Testing a Linear Relation: Short-Range Correlations and the EMC Effect for Gluons and Quarks in Nuclei

TL;DR

This paper investigates potential linear correlations between short-range correlations and the EMC effect for gluons and quarks in nuclei, using experimental data and global analyses to explore nuclear modifications of parton distributions.

Contribution

It provides the first systematic test of linear relations between SRCs and the EMC effect for both gluons and quarks, highlighting their potential linear correlations.

Findings

Good linear correlation between gluon distributions and DIS slope.

Strong sensitivity of quark correlations to parameterization models.

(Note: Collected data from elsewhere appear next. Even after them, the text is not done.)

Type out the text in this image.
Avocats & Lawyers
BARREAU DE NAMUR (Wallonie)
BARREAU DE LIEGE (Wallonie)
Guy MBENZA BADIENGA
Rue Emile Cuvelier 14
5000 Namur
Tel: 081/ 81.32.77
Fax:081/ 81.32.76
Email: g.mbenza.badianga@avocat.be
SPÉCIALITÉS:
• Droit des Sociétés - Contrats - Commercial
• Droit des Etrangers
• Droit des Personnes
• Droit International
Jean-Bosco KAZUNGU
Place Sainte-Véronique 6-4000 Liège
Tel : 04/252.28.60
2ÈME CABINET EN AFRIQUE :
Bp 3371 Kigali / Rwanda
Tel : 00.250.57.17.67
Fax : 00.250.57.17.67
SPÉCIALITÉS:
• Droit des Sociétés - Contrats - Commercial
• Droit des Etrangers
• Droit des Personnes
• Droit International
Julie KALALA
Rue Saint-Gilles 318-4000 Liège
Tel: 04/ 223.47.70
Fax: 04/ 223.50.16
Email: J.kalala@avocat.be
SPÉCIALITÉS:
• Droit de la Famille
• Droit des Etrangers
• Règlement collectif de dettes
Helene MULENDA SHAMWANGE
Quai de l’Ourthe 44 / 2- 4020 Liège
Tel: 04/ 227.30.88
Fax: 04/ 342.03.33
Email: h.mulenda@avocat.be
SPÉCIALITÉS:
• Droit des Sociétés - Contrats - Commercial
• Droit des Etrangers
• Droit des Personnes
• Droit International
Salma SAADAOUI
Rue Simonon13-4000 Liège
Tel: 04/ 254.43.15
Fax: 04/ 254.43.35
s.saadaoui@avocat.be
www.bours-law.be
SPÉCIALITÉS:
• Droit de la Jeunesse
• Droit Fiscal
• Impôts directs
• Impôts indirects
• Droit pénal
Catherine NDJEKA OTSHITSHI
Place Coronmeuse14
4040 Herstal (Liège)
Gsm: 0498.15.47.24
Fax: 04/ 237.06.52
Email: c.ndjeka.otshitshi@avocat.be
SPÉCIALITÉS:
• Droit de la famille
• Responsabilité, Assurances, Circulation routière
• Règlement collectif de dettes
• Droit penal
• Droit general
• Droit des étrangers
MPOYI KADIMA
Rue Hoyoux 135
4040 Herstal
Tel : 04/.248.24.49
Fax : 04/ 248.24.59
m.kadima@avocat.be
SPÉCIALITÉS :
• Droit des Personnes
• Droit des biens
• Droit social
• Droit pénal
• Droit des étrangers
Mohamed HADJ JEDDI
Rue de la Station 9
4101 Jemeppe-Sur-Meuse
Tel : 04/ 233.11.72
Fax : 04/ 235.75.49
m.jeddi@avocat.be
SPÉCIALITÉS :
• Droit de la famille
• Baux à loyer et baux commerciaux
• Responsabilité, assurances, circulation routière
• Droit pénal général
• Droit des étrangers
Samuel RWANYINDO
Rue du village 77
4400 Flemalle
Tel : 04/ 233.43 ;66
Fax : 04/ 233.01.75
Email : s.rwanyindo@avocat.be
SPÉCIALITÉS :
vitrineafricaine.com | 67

Supports nuclear effects in gluon distributions within nuclei.

Abstract

In this work, we focus on the possible linear relation between short-range correlations (SRCs) and the EMC effect for partons in nuclei. First, we test a linear relationship pertaining to gluons in bound nuclei; it is manifested as a correlation between the slope of the reduced cross section ratio in deep inelastic scattering (DIS) and the cross section of sub-threshold $J/\psi$ photoproduction. For comparison, the results from four different global analyses groups of nuclear parton distribution functions (nPDFs) are utilized. These results show a good linear correlation between the gluons in bound nuclei and the slope of the reduced cross section ratio, consistent with the possible presence of nuclear effects in the gluon distributions. Second, we investigate the linear relationship of quarks in the proton-induced Drell-Yan process. The corresponding results for quarks show strong sensitivity to the parameterization forms adopted by the different groups. These findings enhance our understanding of the substructure in bound nuclei and provide valuable reference for future global fitting of nPDFs.